Posted by Jonathan Douglas
I’ve just finished Alan Hollinghurst’s “The Stranger’s Child”. It’s a great book, epic in its scale but very personal in the rich emotional life of its characters. I loved that moment of post-reading smug validation when a couple of days later it appeared on the Man Booker Prize longlist.
The Man Booker Prize frequently acts as a natural focus for concerns about reading in the UK. This year’s chair of judges, Dame Stella Rimington, has used the moment of the announcement of the longlist to assert the importance of the reading of fiction, which she says is under threat, particularly for young people. In an interview with the Telegraph she said:
“I think much of the Twittering and emailing and texting and all that sort of stuff that children go in for now may be taking their eyes off reading fiction.”
This is a frequently voiced concern, but is it a real one? Are children reading less fiction these days? Or did Harry Potter wave his wand and reverse a downward fiction reading trend?
The National Literacy Trust will soon publish new research that confirms Dame Stella’s concerns: between 2005 and 2011 the number of children who read fiction outside of the classroom has fallen from 51% to 46%. But these figures mask a much more alarming trend for boys’ reading. Over the same period the gap between number of boys and girls who read fiction has increased from 3% to 10%.
However the research suggests that children are not simply switching from print to digital, as Dame Stella suggests. Something more worrying is going on. The reading of almost all formats was down over the same period: websites fell from 63% to 49%, even emails fell from 53% to 50%
In fact, between 2005 and 2011 the number of children who read in any format every day went down from 38% to 29%, and the number of children who say they rarely or never read outside of class has gone up from 15% to 24%.
We are not seeing a migration from print to digital reading among young people, we are seeing reading falling in overall popularity as a leisure activity. We know that viewing video online is becoming more popular for all internet users than reading text. Reading itself is being squeezed.
How do we respond to this cultural trend and promote reading as relevant and irresistible?

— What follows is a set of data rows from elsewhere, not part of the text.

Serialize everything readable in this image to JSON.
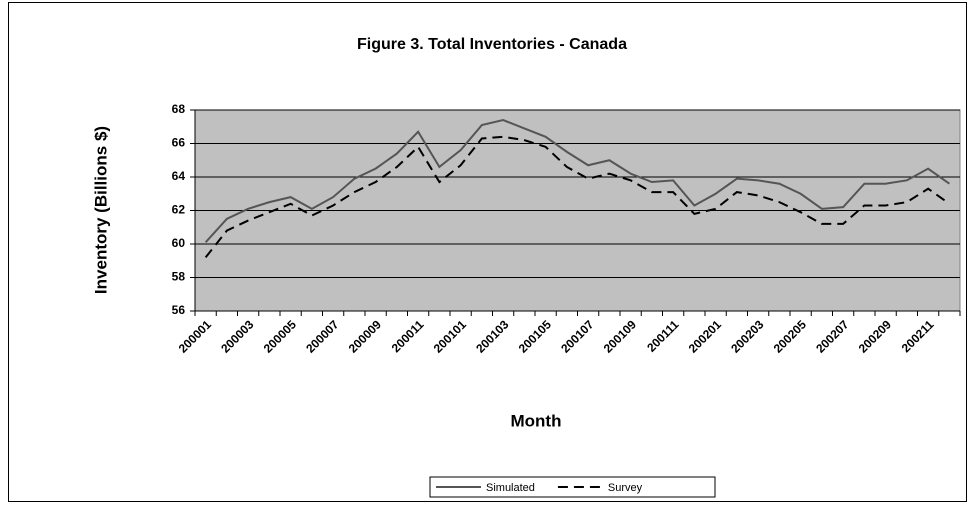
{
  "chart_data": {
    "type": "line",
    "title": "Figure 3. Total Inventories - Canada",
    "xlabel": "Month",
    "ylabel": "Inventory (Billions $)",
    "categories": [
      "200001",
      null,
      "200003",
      null,
      "200005",
      null,
      "200007",
      null,
      "200009",
      null,
      "200011",
      null,
      "200101",
      null,
      "200103",
      null,
      "200105",
      null,
      "200107",
      null,
      "200109",
      null,
      "200111",
      null,
      "200201",
      null,
      "200203",
      null,
      "200205",
      null,
      "200207",
      null,
      "200209",
      null,
      "200211",
      null
    ],
    "series": [
      {
        "name": "Simulated",
        "color": "#555555",
        "line_style": "solid",
        "values": [
          60.1,
          61.5,
          62.1,
          62.5,
          62.8,
          62.1,
          62.8,
          63.9,
          64.5,
          65.4,
          66.7,
          64.6,
          65.6,
          67.1,
          67.4,
          66.9,
          66.4,
          65.5,
          64.7,
          65.0,
          64.2,
          63.7,
          63.8,
          62.3,
          63.0,
          63.9,
          63.8,
          63.6,
          63.0,
          62.1,
          62.2,
          63.6,
          63.6,
          63.8,
          64.5,
          63.6
        ]
      },
      {
        "name": "Survey",
        "color": "#000000",
        "line_style": "dashed",
        "values": [
          59.2,
          60.8,
          61.4,
          61.9,
          62.4,
          61.7,
          62.3,
          63.1,
          63.7,
          64.6,
          65.8,
          63.7,
          64.7,
          66.3,
          66.4,
          66.2,
          65.8,
          64.6,
          63.9,
          64.2,
          63.8,
          63.1,
          63.1,
          61.8,
          62.1,
          63.1,
          62.9,
          62.5,
          61.9,
          61.2,
          61.2,
          62.3,
          62.3,
          62.5,
          63.3,
          62.4
        ]
      }
    ],
    "ylim": [
      56,
      68
    ],
    "yticks": [
      56,
      58,
      60,
      62,
      64,
      66,
      68
    ],
    "grid": true,
    "plot_background": "#c0c0c0",
    "legend": "bottom"
  }
}
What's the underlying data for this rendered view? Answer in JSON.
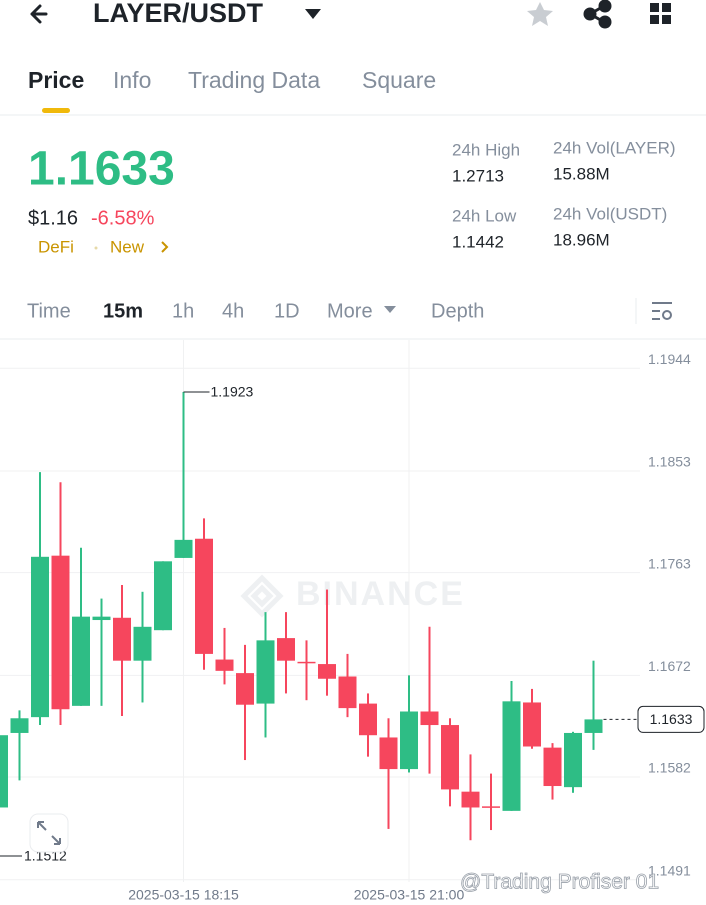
{
  "header": {
    "pair": "LAYER/USDT"
  },
  "tabs": [
    "Price",
    "Info",
    "Trading Data",
    "Square"
  ],
  "price": {
    "last": "1.1633",
    "usd": "$1.16",
    "change": "-6.58%",
    "tags": [
      "DeFi",
      "New"
    ]
  },
  "stats": [
    {
      "label": "24h High",
      "value": "1.2713"
    },
    {
      "label": "24h Low",
      "value": "1.1442"
    },
    {
      "label": "24h Vol(LAYER)",
      "value": "15.88M"
    },
    {
      "label": "24h Vol(USDT)",
      "value": "18.96M"
    }
  ],
  "intervals": [
    "Time",
    "15m",
    "1h",
    "4h",
    "1D",
    "More",
    "Depth"
  ],
  "chart_data": {
    "type": "candlestick",
    "watermark": "BINANCE",
    "x": [
      null,
      null,
      null,
      null,
      null,
      null,
      null,
      null,
      null,
      "2025-03-15 18:15",
      null,
      null,
      null,
      null,
      null,
      null,
      null,
      null,
      null,
      null,
      "2025-03-15 21:00",
      null,
      null,
      null,
      null,
      null,
      null,
      null,
      null,
      null
    ],
    "open": [
      1.1555,
      1.1621,
      1.1635,
      1.1778,
      1.1645,
      1.1721,
      1.1723,
      1.1685,
      1.1712,
      1.1776,
      1.1793,
      1.1686,
      1.1674,
      1.1647,
      1.1705,
      1.1684,
      1.1682,
      1.1671,
      1.1647,
      1.1617,
      1.1589,
      1.164,
      1.1628,
      1.1569,
      1.1556,
      1.1552,
      1.1648,
      1.1608,
      1.1573,
      1.1621
    ],
    "high": [
      1.1624,
      1.1641,
      1.1852,
      1.1843,
      1.1785,
      1.174,
      1.1752,
      1.1746,
      1.1773,
      1.1923,
      1.1811,
      1.1714,
      1.1699,
      1.1728,
      1.1728,
      1.1703,
      1.1748,
      1.1691,
      1.1656,
      1.1634,
      1.1672,
      1.1715,
      1.1634,
      1.1602,
      1.1585,
      1.1667,
      1.166,
      1.1612,
      1.1622,
      1.1685
    ],
    "low": [
      1.1512,
      1.1579,
      1.1628,
      1.1628,
      1.1645,
      1.1645,
      1.1636,
      1.1648,
      1.1712,
      1.1776,
      1.1677,
      1.1664,
      1.1597,
      1.1617,
      1.1656,
      1.165,
      1.1654,
      1.1635,
      1.16,
      1.1536,
      1.1586,
      1.1585,
      1.1556,
      1.1526,
      1.1535,
      1.1552,
      1.1607,
      1.1562,
      1.1568,
      1.1606
    ],
    "close": [
      1.1619,
      1.1634,
      1.1777,
      1.1642,
      1.1724,
      1.1724,
      1.1685,
      1.1715,
      1.1773,
      1.1792,
      1.1691,
      1.1676,
      1.1646,
      1.1703,
      1.1685,
      1.1683,
      1.1669,
      1.1643,
      1.1619,
      1.1589,
      1.164,
      1.1628,
      1.1571,
      1.1555,
      1.1555,
      1.1649,
      1.1609,
      1.1574,
      1.1621,
      1.1633
    ],
    "up_color": "#2ebd85",
    "down_color": "#f6465d",
    "ylim": [
      1.1489,
      1.1969
    ],
    "yticks": [
      1.1944,
      1.1853,
      1.1763,
      1.1672,
      1.1582,
      1.1491
    ],
    "grid": true
  },
  "credit": "@Trading Profiser 01"
}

The most important thing is to recognise that we are promoting reading, not one type of reading against another. In an age when the Man Booker Prize winner is likely to be read on a Kindle, to suggest that fiction reading is under threat from reading emails is like suggesting that the novel has been threatened for ages by the reading of letters. Approaches which promote all reading are needed. The technologies of reading are more dynamic than ever. The more we celebrate this energy, the more successful our promotion of reading will be.